MSF has been working in Equateur province since December in two health centres in the communities of Bomboma and Makengo. MSF provides an average of 1,300 consultations a week to the displaced and resident populations, mainly for cases of malaria, sexually transmitted diseases and respiratory infections. In recent days, access to the communities of Imese and Enyele in the south of Dongo province has improved. Since February 18, an MSF medical team has assessed the situation in Enyele, where the situation is calm and most of the population that had fled the fighting in that area has been able to return. However, armed operations are continuing further south in the province, in the swampy areas near Buburu and Bomongo.

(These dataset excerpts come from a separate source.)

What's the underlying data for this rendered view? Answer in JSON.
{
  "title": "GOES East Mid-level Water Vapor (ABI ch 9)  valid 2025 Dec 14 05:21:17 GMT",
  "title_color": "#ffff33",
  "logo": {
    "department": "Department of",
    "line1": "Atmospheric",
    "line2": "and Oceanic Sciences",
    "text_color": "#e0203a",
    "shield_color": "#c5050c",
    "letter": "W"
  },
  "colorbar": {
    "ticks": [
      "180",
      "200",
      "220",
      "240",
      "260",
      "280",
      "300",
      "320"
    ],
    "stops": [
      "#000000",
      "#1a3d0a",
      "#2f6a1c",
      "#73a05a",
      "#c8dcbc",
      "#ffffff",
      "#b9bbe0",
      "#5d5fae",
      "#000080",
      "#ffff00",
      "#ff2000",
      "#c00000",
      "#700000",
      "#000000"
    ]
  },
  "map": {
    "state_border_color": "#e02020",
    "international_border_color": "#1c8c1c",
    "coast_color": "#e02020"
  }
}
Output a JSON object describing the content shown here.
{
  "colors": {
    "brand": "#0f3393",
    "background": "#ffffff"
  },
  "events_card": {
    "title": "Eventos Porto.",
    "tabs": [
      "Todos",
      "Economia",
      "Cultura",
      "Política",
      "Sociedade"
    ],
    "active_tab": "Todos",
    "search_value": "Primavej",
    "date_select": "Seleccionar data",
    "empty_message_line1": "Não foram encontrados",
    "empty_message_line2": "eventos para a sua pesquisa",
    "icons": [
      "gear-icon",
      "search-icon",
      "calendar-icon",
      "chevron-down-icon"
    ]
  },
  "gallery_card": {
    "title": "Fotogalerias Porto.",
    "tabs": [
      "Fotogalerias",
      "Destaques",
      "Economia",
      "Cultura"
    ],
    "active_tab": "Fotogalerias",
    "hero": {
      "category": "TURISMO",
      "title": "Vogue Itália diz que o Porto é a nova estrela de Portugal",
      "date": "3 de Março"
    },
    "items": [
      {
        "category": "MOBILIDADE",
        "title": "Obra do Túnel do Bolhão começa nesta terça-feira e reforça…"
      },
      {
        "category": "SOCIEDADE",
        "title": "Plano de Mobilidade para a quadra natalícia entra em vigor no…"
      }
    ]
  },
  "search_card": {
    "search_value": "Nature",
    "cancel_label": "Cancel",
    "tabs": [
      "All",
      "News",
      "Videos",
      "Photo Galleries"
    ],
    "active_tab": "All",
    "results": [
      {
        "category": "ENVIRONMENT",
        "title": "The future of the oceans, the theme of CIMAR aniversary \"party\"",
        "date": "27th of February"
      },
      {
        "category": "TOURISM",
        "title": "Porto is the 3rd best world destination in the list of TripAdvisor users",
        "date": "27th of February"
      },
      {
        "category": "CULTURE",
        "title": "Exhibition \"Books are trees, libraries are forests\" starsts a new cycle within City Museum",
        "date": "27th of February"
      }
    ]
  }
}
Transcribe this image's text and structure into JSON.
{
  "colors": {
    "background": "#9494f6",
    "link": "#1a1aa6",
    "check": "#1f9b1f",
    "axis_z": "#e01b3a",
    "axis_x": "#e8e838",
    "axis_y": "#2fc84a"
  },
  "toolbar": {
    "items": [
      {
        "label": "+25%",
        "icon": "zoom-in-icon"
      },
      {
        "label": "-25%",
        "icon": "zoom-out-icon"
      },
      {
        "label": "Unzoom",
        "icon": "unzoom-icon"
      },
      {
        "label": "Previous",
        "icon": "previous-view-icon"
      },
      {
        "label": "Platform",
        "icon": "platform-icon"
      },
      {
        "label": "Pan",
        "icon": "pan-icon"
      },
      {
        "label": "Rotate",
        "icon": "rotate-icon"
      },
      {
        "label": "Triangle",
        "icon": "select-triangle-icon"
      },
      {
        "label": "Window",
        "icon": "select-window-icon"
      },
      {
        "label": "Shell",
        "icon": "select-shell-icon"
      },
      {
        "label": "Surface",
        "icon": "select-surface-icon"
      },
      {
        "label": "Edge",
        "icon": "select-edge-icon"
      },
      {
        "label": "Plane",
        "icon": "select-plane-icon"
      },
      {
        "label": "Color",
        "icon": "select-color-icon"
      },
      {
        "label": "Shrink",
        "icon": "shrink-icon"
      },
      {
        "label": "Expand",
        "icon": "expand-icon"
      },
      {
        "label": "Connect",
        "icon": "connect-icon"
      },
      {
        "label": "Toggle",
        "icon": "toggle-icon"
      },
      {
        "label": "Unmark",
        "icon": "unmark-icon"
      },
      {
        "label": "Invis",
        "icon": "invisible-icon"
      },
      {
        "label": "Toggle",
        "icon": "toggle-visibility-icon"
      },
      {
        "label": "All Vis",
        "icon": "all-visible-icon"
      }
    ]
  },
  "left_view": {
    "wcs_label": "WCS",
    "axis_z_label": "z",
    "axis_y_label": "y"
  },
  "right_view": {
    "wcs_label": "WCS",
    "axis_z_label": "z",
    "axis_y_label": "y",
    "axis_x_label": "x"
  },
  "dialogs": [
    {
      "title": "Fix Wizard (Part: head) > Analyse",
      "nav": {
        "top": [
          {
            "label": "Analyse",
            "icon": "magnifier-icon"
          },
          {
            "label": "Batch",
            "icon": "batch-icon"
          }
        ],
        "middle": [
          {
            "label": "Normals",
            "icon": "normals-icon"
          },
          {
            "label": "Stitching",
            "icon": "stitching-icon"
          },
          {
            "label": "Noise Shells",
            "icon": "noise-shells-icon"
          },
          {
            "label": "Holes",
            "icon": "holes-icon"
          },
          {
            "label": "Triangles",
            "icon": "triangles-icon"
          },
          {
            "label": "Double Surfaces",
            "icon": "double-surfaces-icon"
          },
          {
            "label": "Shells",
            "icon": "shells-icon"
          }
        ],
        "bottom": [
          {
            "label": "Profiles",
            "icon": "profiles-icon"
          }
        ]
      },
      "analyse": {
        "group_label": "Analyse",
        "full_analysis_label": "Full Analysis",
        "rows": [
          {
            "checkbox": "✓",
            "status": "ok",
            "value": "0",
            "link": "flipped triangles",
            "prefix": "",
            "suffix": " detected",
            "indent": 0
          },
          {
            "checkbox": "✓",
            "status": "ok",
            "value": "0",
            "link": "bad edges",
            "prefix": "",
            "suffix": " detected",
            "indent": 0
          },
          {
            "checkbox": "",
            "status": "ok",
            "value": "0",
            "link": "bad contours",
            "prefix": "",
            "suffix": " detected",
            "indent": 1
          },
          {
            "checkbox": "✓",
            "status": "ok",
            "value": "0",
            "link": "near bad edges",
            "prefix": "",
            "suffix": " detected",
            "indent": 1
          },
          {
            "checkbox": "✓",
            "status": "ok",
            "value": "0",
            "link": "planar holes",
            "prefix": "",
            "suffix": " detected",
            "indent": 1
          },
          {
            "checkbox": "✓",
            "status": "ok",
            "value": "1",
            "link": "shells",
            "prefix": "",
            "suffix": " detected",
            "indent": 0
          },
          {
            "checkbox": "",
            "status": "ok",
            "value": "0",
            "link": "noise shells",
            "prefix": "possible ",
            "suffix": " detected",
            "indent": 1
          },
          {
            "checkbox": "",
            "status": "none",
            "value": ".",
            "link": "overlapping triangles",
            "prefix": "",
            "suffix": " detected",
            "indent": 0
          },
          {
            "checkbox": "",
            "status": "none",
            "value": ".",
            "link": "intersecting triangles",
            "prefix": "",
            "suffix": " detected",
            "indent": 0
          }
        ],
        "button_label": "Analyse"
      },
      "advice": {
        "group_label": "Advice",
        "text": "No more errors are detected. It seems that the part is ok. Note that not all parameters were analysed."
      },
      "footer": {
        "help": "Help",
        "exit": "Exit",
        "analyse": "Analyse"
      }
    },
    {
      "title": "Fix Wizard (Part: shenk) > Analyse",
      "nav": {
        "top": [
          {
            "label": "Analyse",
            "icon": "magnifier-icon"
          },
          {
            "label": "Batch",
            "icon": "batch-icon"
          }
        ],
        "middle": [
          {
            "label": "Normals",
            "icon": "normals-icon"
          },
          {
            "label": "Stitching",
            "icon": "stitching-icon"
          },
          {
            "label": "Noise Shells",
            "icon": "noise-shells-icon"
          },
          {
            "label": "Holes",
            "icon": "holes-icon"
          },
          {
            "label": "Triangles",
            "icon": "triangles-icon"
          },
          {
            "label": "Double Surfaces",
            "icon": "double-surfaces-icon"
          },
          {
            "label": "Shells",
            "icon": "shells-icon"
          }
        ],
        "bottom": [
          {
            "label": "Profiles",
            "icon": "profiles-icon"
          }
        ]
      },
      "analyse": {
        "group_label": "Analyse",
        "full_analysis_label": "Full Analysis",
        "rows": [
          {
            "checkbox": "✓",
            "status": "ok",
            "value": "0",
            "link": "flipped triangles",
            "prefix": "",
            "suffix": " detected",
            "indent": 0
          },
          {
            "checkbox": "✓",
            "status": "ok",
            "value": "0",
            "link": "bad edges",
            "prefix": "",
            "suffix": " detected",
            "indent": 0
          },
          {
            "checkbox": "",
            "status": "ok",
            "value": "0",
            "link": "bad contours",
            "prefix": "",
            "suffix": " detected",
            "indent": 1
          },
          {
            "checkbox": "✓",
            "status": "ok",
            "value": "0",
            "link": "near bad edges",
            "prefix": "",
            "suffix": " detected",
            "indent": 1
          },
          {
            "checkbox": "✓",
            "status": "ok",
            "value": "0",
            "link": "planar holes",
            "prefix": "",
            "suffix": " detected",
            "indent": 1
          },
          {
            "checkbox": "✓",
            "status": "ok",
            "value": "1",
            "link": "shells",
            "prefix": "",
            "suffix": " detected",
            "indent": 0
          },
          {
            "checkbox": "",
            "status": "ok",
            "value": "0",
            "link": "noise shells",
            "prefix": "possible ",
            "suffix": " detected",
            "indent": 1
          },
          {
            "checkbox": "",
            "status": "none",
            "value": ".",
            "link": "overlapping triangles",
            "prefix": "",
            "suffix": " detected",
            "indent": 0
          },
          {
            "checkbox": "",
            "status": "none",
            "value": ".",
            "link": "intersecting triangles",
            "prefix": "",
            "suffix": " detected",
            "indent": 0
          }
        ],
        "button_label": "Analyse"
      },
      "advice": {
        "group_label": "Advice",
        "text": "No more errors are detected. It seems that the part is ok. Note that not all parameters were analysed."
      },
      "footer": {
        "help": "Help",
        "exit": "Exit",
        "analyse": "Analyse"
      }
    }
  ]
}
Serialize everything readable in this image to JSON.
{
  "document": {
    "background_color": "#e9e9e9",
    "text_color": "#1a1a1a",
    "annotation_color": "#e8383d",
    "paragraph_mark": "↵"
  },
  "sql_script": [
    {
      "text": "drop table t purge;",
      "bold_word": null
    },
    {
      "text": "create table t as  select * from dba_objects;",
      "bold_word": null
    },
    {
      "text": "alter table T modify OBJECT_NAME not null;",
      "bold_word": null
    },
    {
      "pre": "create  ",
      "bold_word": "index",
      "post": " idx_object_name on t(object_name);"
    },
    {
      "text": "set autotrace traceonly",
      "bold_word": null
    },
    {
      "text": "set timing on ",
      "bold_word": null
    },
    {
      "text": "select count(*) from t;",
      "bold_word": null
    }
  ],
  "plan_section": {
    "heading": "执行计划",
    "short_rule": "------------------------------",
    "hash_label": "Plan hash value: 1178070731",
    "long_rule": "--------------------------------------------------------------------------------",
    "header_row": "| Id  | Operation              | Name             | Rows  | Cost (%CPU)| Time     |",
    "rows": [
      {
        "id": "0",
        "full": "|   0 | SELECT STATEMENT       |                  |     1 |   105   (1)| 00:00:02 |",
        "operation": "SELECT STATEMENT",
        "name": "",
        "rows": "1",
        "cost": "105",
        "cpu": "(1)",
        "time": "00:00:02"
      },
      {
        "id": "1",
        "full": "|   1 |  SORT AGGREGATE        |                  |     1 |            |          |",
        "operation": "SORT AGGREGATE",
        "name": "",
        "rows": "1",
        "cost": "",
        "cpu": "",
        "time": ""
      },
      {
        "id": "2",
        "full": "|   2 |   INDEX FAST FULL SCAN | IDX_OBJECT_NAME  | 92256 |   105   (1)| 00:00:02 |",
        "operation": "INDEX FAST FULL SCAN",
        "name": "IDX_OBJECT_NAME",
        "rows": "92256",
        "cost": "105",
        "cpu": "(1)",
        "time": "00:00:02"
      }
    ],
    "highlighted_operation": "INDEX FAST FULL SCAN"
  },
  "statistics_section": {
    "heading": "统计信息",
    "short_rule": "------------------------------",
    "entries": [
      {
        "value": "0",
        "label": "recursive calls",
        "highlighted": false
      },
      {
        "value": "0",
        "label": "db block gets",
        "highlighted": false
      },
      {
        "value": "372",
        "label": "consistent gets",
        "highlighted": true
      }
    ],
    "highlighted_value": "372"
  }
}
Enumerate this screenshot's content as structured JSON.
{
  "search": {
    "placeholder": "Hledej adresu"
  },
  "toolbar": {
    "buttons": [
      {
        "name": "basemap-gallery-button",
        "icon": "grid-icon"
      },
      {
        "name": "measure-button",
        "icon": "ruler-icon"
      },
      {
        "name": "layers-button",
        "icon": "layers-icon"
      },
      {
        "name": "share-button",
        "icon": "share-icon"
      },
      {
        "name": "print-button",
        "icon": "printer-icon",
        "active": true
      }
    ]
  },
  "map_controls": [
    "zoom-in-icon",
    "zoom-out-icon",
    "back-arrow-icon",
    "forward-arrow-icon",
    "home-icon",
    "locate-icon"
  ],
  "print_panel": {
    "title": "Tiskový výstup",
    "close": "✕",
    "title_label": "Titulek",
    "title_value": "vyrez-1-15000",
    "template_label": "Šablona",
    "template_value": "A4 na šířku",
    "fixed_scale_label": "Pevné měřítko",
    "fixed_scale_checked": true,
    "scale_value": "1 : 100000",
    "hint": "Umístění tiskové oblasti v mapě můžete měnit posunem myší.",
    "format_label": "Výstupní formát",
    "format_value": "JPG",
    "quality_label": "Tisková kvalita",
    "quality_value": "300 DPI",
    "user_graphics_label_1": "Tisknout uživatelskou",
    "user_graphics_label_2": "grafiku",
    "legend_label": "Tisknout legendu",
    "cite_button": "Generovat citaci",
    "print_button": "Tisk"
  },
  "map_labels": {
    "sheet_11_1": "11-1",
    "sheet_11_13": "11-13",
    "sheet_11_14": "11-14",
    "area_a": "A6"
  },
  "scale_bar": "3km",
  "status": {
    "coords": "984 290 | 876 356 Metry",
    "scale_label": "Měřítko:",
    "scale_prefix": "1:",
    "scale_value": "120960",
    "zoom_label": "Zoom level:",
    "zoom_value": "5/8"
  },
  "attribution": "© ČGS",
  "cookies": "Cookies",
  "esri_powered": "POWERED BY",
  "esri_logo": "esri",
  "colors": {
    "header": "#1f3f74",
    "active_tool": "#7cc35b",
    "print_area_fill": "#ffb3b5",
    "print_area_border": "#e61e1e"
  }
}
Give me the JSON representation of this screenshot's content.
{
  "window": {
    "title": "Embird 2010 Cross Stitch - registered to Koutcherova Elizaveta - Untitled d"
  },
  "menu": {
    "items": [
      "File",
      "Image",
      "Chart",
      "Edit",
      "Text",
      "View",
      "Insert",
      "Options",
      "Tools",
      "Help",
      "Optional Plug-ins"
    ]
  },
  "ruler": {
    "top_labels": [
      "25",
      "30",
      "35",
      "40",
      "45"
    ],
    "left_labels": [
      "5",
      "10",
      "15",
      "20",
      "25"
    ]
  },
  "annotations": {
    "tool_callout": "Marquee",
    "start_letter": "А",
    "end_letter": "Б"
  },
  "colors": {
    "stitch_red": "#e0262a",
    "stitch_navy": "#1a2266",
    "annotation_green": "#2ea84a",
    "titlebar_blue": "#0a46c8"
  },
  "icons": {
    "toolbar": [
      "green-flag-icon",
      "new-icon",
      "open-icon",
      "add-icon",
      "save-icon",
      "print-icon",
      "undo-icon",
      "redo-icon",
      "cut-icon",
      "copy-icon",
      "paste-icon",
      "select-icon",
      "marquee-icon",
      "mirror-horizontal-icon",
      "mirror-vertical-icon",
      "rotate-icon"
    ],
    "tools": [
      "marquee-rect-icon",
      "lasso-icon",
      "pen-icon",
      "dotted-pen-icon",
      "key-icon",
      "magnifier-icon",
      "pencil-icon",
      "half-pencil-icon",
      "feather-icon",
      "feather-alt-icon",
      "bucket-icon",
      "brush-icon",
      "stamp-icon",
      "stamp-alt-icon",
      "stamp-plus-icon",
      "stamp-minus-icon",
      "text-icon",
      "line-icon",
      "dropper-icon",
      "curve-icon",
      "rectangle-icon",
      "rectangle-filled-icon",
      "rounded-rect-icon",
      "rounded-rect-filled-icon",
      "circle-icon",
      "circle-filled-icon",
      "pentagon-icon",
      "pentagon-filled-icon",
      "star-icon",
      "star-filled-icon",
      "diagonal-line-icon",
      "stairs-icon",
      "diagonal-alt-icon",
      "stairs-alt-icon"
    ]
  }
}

Early in January 2010, MSF warned of the need to guarantee protection to the refugees who had fled the violence in Equateur Province. A retrospective mortality survey conducted by MSF’s epidemiological research centre (Epicentre) estimated at 1,500 the number of deaths due to violence in Equateur Province over a seven-day period between October 28 and November 32009. The UNHCR mandate is to protect populations who flee a country because of direct violence or well-founded fears. On the other side of the border, in the Republic of Congo, UNHCR refugee registration began several weeks ago, but no one has yet been given refugee status. Such status is intended to ensure respect for the basic human rights of persons who are vulnerable and to guard against involuntary returns of refugees to a country where they are at risk of being persecuted.

Definition of refugee (source UNHCR)

According to the 1951 Convention Relating to the Status of Refugees, the term “refugee” applies to any person “who owing to a well-founded fear of being persecuted for reasons of race, religion, nationality, membership of a particular social group or political opinion, is outside the country of his nationality and is unable or, owing to such fear, is unwilling to avail himself of the protection of that country; or who, not having a nationality and being outside the country of his former habitual residence as a result of such events, is unable or, owing to such fear, is unwilling to return to it.”